I see. But why not to print those errors in predicate body then? Or at least not to try run it, and make try \ catch?

Another option is to create a more tractable data structure, for example

Oh my... This code reads like a whole massive hack :) But I'm really not sure that it should be done in production. To me it looks like a potential source of lots of bugs and confusions about real dataset schema.

Besides, even that will not work with large data. For example, in our case we usually dealing with objects with over 200 properties. You can imagine how it's hard to read through errors which contains 200 props each.

As I've already mentioned, it still sounds to me like wrong direction, since we do not want to ensure that whole interface correct. We want to ensure that id property is correct and equal to dict keys.
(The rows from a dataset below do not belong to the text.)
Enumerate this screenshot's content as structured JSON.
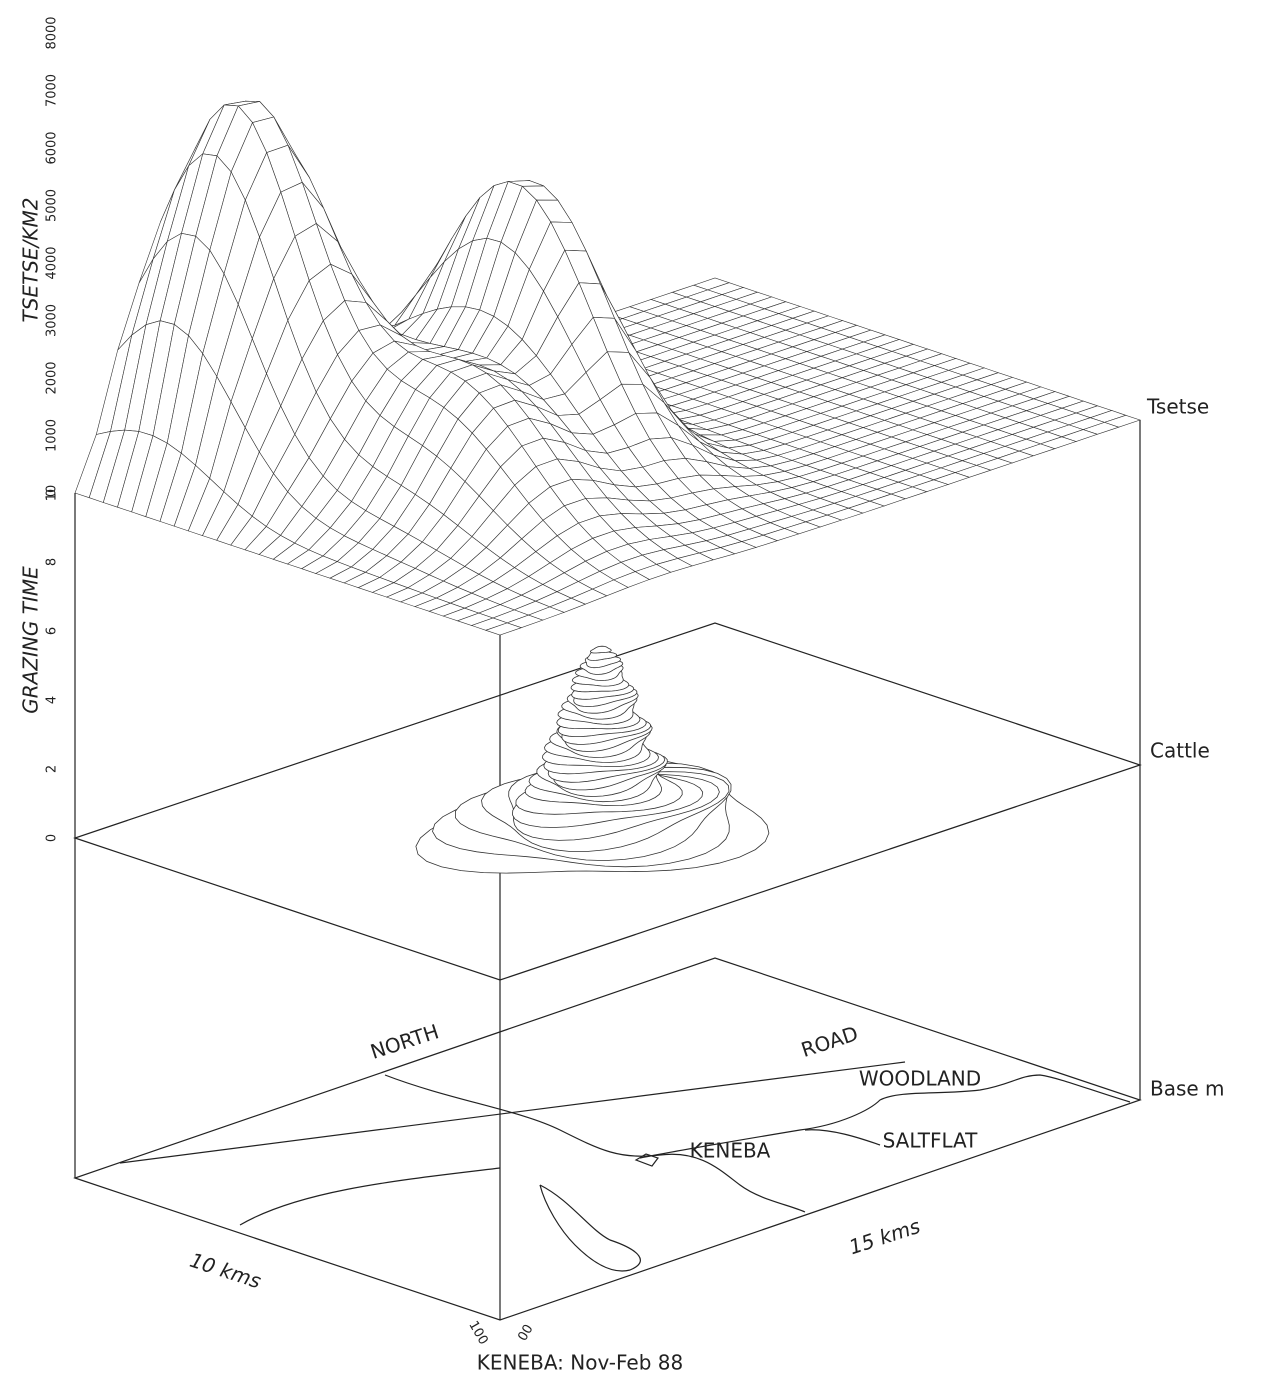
{
  "axes": {
    "tsetse": {
      "label": "TSETSE/KM2",
      "ticks": [
        "0",
        "1000",
        "2000",
        "3000",
        "4000",
        "5000",
        "6000",
        "7000",
        "8000"
      ]
    },
    "grazing": {
      "label": "GRAZING TIME",
      "ticks": [
        "0",
        "2",
        "4",
        "6",
        "8",
        "10"
      ]
    }
  },
  "layers": [
    "Tsetse",
    "Cattle",
    "Base m"
  ],
  "map_labels": [
    "NORTH",
    "ROAD",
    "WOODLAND",
    "SALTFLAT",
    "KENEBA"
  ],
  "scale_labels": [
    "10 kms",
    "15 kms"
  ],
  "corner_labels": [
    "100",
    "00"
  ],
  "caption": "KENEBA: Nov-Feb 88"
}
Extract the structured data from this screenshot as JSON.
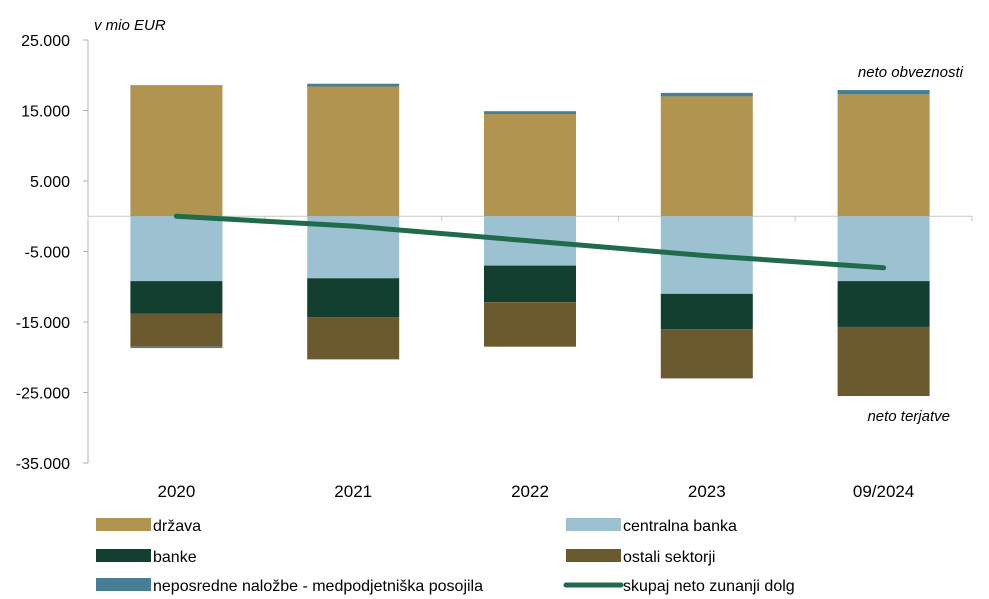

And finally another option is to define your own combinator, instead of using t.dict, where you can express your dependency between keys and values (seems a lot of work though)

Yeap.

Well, it isn't super critical issue for us, and you already provided solutions which will, probably, satisfy some developers. So, if you think that it is fine, you can close this issue. Otherwise, you can leave it as a reminder about some missing functionality.

Unfortunately, I'm not that useful in solving this puzzle right know, because whole thing about runtime validation is quite new to me, not to mention those tricky recursion cases. Providing a current context of refinement as a second argument is the only thing I can think about right know, since it should allow to check recursions. The other way is to pass references somehow, like in JSON Schema...
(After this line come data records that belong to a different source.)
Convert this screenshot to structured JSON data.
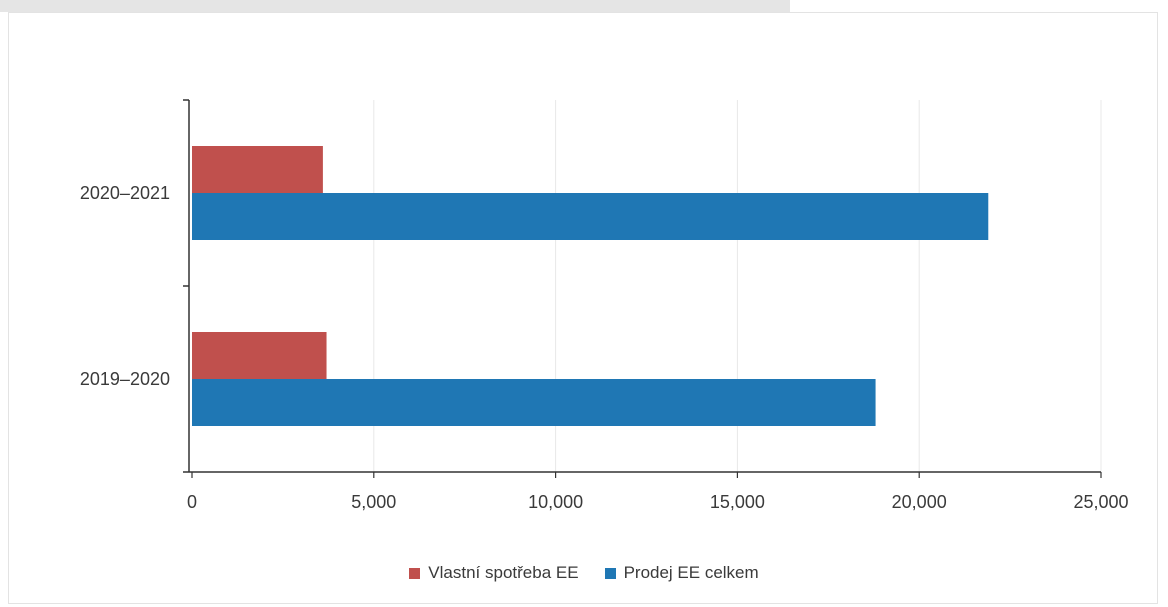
{
  "colors": {
    "vlastni": "#c0504d",
    "prodej": "#1f77b4",
    "grid": "#e8e8e8",
    "axis": "#333333"
  },
  "chart_data": {
    "type": "bar",
    "orientation": "horizontal",
    "categories": [
      "2020–2021",
      "2019–2020"
    ],
    "series": [
      {
        "name": "Vlastní spotřeba EE",
        "values": [
          3600,
          3700
        ],
        "color": "#c0504d"
      },
      {
        "name": "Prodej EE celkem",
        "values": [
          21900,
          18800
        ],
        "color": "#1f77b4"
      }
    ],
    "xlim": [
      0,
      25000
    ],
    "x_ticks": [
      0,
      5000,
      10000,
      15000,
      20000,
      25000
    ],
    "x_tick_labels": [
      "0",
      "5,000",
      "10,000",
      "15,000",
      "20,000",
      "25,000"
    ],
    "grid": true,
    "legend_position": "bottom"
  }
}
Anyway, we will continue to use tcomb, since I'm quite happy how elegantly it works. Maybe with time I will figure out better solution.
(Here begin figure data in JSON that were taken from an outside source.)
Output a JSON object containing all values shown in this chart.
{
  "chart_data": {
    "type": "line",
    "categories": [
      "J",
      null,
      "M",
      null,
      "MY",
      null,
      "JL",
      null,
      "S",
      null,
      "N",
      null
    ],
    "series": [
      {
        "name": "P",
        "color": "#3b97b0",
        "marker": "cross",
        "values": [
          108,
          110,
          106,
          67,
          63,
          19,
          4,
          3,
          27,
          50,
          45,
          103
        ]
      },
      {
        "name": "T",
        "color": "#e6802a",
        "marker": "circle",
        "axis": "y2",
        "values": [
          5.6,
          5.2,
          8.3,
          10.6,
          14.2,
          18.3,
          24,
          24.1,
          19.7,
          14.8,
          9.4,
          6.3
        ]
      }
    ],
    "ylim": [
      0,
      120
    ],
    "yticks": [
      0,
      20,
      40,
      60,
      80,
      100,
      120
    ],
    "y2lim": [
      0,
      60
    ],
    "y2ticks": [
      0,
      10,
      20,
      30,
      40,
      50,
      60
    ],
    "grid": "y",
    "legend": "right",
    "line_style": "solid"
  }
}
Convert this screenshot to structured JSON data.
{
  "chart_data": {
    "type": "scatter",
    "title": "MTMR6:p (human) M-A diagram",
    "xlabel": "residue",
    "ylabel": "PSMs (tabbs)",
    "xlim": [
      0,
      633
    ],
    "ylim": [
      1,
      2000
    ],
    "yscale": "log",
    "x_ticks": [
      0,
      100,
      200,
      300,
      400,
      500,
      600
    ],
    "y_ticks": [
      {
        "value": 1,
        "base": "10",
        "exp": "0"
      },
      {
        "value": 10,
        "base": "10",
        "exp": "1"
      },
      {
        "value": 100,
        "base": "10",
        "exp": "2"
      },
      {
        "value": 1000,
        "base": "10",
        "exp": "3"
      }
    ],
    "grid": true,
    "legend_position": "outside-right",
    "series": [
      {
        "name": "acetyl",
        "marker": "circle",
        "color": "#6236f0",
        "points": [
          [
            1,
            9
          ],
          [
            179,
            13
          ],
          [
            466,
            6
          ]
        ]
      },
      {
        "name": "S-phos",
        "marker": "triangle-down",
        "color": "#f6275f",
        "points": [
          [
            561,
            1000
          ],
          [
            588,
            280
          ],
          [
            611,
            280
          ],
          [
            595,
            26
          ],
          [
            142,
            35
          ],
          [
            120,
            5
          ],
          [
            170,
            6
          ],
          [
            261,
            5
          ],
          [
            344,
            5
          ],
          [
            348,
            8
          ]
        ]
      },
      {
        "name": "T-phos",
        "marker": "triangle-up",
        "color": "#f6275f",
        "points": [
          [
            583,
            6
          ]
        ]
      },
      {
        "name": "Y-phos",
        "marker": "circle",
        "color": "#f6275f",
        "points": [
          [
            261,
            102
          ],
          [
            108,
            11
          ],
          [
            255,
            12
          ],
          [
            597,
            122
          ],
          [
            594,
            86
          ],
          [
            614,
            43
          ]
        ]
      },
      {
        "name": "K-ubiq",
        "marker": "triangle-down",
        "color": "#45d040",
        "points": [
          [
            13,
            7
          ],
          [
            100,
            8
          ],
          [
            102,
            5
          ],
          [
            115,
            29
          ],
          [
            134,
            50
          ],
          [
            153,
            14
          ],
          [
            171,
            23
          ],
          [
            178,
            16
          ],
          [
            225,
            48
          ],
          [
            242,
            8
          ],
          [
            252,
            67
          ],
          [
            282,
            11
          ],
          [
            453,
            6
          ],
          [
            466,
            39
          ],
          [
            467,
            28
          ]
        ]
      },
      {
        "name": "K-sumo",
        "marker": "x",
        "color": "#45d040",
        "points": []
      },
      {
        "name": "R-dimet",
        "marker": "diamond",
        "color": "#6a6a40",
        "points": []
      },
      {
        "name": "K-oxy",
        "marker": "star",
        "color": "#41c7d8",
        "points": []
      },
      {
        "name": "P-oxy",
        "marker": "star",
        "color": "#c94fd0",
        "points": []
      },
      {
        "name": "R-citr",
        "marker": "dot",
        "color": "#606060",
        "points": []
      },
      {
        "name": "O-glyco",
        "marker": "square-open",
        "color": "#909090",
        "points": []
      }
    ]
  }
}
Thank you for you time and amazing support 👍

gcanti commented 7 years ago

Oh my... This code reads like a whole massive hack :) But I'm really not sure that it should be done in production

I agree, it's an hack. Though tcomb's asserts are not meant to be run in production, they are a development tool. Actually they are stripped out when NODE_ENV='production'. I use tcomb when I trust the source (i.e. all errors are bugs). If you don't trust the source, you should use tcomb-validation and if an error is returned, apply some recovery strategy

In short

trusted source => assert => throws => bug
untrusted source => validate => doesn't throw => recovery

ArmorDarks commented 7 years ago

Though tcomb's asserts are not meant to be run in production,

Oh, sorry. I used wrong word. I meant to push this code into repository, so that other developers could see and use it.

Reshape input into another form just to validate already sounds to me like a form of vandalism. It effectively breaks any point in validation, because, in fact, we have to ensure that object was correctly reshaped into array and nothing broke by writing another test. Not to mention that this introduces complex, confusing and undesired logic into system.

Can't even imagine what other developer will think if he will stumble upon this validation. It supposed to give him understanding about enforced shape of the structure, not confuse him.

I agree that reshaping might be applicable to some cases, but I think it should be done only if we intend to use input in this reshaped form further. In such case we definitely should validate against reshaped object. But not in this case.

I use tcomb when I trust the source (i.e. all errors are bugs). If you don't trust the source, you should use tcomb-validation and if an error is returned, apply some recovery strategy

I have nothing against it. We're using tcomb-validation to validate our datasets whenever needed. I've posted this issue to tcomb because it seems to be more related to assertions and refinements rather than validation itself.